Columnismo

La gran mentira

«¡Habemus pacto!»

27.02.2016 @adrivazquezr 3 minutos

Decía Juan Pablo II algo así como que "el hombre no puede vivir sin amor. Su vida está privada de sentido si no se le revela el amor, si no lo experimenta y lo hace propio". Y, aunque no quisiera yo contradecirle ni tener mal karma; los pactos en este país, la mortalidad de Jordi Hurtado y el amor son una total y completa tomadura de pelo. Ya sea escrito del derecho o del revés, justificado o no.

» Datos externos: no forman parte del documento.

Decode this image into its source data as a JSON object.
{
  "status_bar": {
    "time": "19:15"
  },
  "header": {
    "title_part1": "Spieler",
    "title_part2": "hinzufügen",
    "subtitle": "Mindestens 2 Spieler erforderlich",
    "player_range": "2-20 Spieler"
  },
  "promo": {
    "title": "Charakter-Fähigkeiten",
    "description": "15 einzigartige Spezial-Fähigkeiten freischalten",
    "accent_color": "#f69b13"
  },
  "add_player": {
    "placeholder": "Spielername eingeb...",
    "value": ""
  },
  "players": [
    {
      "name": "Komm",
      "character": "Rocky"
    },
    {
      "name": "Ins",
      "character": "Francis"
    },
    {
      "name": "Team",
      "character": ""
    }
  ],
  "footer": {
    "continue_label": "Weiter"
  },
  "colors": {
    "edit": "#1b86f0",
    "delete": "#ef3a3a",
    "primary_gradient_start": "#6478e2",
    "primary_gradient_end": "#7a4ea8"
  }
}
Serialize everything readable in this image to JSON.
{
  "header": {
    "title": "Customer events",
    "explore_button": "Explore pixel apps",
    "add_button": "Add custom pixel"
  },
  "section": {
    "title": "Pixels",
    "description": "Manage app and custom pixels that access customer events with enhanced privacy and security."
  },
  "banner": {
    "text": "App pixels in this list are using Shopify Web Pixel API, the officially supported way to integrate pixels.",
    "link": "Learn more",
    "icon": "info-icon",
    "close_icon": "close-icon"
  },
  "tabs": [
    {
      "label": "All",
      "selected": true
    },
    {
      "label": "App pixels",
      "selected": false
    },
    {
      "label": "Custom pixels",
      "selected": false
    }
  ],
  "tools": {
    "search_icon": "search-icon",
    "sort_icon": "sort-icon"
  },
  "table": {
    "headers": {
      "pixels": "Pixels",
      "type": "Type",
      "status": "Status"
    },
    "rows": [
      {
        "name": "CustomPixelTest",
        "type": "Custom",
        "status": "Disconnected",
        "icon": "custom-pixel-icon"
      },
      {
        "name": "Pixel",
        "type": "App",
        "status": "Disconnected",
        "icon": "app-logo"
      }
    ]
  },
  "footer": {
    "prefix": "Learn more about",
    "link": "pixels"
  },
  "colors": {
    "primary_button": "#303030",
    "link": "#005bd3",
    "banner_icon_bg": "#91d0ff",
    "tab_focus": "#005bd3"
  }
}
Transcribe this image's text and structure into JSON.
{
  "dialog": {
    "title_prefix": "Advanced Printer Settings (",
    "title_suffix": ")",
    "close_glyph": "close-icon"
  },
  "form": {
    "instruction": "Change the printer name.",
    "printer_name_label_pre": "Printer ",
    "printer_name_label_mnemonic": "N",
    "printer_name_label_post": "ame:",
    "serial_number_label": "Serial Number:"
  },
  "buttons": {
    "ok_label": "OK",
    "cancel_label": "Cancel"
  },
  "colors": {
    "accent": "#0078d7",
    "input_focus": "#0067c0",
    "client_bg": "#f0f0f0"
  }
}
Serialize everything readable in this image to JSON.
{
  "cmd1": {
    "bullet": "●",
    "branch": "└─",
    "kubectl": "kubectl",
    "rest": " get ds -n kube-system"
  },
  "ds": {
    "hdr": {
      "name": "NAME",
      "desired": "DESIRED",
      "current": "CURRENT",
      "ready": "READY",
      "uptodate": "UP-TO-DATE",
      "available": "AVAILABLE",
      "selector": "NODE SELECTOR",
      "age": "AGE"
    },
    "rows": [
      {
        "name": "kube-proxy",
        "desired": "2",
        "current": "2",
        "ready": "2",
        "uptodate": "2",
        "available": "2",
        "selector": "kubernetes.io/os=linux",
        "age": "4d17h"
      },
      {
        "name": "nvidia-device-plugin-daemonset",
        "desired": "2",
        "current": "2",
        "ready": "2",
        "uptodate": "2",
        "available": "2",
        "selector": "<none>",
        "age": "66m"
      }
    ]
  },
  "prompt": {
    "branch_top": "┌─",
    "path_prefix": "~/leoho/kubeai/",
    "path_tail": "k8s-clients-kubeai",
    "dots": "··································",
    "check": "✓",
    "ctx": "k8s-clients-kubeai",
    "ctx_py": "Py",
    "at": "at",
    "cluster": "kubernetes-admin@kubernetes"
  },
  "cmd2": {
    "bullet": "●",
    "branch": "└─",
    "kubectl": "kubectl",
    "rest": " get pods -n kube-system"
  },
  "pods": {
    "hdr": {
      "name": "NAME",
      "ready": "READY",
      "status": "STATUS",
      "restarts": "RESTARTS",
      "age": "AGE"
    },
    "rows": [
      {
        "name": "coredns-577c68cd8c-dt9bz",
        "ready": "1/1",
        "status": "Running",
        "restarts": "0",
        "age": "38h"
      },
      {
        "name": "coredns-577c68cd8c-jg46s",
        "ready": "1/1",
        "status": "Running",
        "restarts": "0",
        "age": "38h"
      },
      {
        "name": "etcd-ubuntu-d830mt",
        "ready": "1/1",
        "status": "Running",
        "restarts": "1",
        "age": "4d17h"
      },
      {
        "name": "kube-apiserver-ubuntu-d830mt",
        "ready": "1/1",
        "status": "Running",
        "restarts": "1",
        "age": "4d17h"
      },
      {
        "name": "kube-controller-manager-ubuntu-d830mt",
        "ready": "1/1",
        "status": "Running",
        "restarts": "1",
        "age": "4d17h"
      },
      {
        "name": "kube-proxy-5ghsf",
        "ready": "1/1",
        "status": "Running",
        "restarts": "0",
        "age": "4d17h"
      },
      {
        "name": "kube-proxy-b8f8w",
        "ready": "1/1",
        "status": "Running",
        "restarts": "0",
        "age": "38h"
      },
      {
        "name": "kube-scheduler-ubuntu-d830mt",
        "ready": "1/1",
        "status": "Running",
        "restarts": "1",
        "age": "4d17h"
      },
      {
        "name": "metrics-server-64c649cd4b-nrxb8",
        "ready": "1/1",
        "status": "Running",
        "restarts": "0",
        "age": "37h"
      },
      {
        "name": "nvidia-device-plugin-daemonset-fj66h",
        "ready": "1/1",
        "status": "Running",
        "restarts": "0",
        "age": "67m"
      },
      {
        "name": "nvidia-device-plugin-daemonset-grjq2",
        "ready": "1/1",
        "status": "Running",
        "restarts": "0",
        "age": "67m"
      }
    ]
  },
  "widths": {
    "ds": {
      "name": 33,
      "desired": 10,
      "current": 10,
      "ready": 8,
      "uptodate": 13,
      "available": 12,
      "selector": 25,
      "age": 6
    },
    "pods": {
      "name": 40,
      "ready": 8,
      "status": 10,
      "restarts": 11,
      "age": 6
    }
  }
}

Aún así, hay quienes siguiendo tus palabras continúan buscando el amor. La novedad ahora, querido Juan Pablo, es el llamado "Speed Dating". Se trata de un sistema de multicitas con desconocidos en el que cada 7 minutos se rota de pareja intentado encontrar la definitiva al final de la noche. En España, la política llevaba meses enfrascada en dicho sistema hasta que parecía que, por fin, Pedro había encontrado a su Heidi. Eso sí, más barbuda, con el pelo más largo y  recogido en una coleta aunque igual de casta y desaliñada. Entonces llegó Clara, el equivalente a la chica guapa nueva de clase que, para colmo, era lista ¡qué coraje! Y, claro, del amor al odio hay un paso y del odio al amor... un sillón presidencial.

Ahí está el problema. El concepto es básico (léase a cámara lenta): uno no puede decir que no saldrá con alguien antes y durante la campaña; y luego intentar montar una boda en Las Vegas sin avisar ni a familiares ni amigos.

¡Hagamos las cosas bien! Vamos a dejarnos de parejas con falta de química y de Triángulos amorosos en los que todos se han bajado ya las Bermudas. Pero, sobre todo, olvidémonos de pactos espontáneos que, pese a ser más que lo que otros han conseguido y no ser del todo desacertados -la verdad-, si son contrarios a todo lo afirmado antes de las elecciones. ¿Y si las repetimos? Quiero decir, el fin del mundo pasó en 2012 y los aztecas no decían nada del 2016, ¿no? Así que quizá no sea tan mala idea, no ahora que tenemos todas las cartas sobre la mesa, ahora que conocemos lo que quiere la mayoría, ahora que sabemos quienes en algún momento han estado dispuestos a (a)liarse. A partir de ahí sí podremos hablar de votos más reales y programas de gobierno que vayan más allá de una hoja de ruta para España.

Utópico, lo sé. Igual tú, Juan Pablo, podrías echarnos una mano y agilizar esto un poco -antes de que Bruselas nos dé otro tirón de orejas a ser posible-. Pero si ves que andas muy liado con tus cosas allí arriba, yo aquí abajo por el momento me conformo con un gran pacto para una reforma del sistema educativo español porque, señores,  dos y dos son cuatro, cuatro y dos son seis, seis y dos cuarenta, y noventa ciento setenta y seis. ¿No era así?